Вот так мне те слова Семина врезались в память и задели. Наверное, так и надо было. Не сказал бы – я продолжал бы тренироваться, как обычно. А тут разозлился.
Тем не менее в первой половине 2002-го выходил только на замену. В основном на десять-пятнадцать минут, максимум – на полчаса. И вот в последнем туре перед перерывом, связанным с чемпионатом мира, играем дома с «Ротором».
За неделю до того нас разбили в Самаре – 0:3. А тут еще и выбыли несколько защитников, Джейкоб Лекхето, игравший на фланге в основном составе, уехал в сборную ЮАР на сборы перед чемпионатом мира, кого-то дисквалифицировали. И Семин мне за неделю до «Ротора» сказал: «Готовься, будешь играть».
Я настраивался, как зверь, всю неделю только об этом и думал. А на установке узнал, что остаюсь в запасе. Видимо, по тренировкам в ту неделю он сделал такой выбор. Но как же я разозлился! Правда, до поры держал эту злость в себе.
В результате у нас два человека травмировались, и мы с Дроздовым вышли на замену еще в первом тайме. Я – вместо Сереги Игнашевича, который получил сотрясение мозга.
А на 88-й минуте при счете 1:0 я забил. Не бог весть как – все сделал Макс Бузникин, и мне оставалось только попасть головой в пустые ворота.
Но я испытал в этот момент такие эмоции, что подбежал к скамейке и заорал: «Семин, сосать!»
Это было, конечно, за гранью допустимого. Причем далеко за гранью. И когда я пришел в себя, ожидал чего угодно. Но он как будто ничего не услышал. По крайней мере, ни в раздевалке, ни потом эта тема вообще не поднималась.

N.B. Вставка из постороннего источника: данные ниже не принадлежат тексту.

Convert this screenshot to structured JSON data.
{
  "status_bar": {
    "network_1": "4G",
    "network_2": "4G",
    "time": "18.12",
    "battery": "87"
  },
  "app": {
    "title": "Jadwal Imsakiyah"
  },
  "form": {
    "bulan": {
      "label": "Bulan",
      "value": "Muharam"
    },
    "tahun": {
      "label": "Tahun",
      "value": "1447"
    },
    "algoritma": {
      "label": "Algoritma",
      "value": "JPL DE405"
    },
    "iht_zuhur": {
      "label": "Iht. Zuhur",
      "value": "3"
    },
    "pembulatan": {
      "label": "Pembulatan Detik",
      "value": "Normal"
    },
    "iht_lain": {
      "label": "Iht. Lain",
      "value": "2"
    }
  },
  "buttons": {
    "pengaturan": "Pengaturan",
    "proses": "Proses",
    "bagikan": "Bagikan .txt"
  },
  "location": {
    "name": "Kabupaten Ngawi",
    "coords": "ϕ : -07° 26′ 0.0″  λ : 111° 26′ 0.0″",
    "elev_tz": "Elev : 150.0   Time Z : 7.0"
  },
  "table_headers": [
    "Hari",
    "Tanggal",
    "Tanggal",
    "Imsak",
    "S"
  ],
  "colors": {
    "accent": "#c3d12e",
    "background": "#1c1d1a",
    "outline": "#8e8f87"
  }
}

Хорошо, что в тот момент наступила пауза в чемпионате, иначе какого-то объяснения было бы не избежать. Но мы разъехались по отпускам, кто-то полетел на чемпионат мира в Японию. И только потом – во Францию, готовиться ко второй части сезона.
А знаете, чем все закончилось? После перерыва, связанного с чемпионатом мира, я до конца сезона выходил в стартовом составе и забил девять голов. Вытеснил из состава Обрадовича – самого дорогого футболиста команды. И в конце года оказалось, что я, крайний защитник, наравне с Лоськовым и Пименовым – лучший бомбардир команды. По семь мячей забили в чемпионате. А в целом за сезон у меня девять было – еще два в Лиге чемпионов.
И Семин приводил меня всем в пример. Говорил: «Разозлитесь на меня так же, как Евсеев! И на поле это покажите!»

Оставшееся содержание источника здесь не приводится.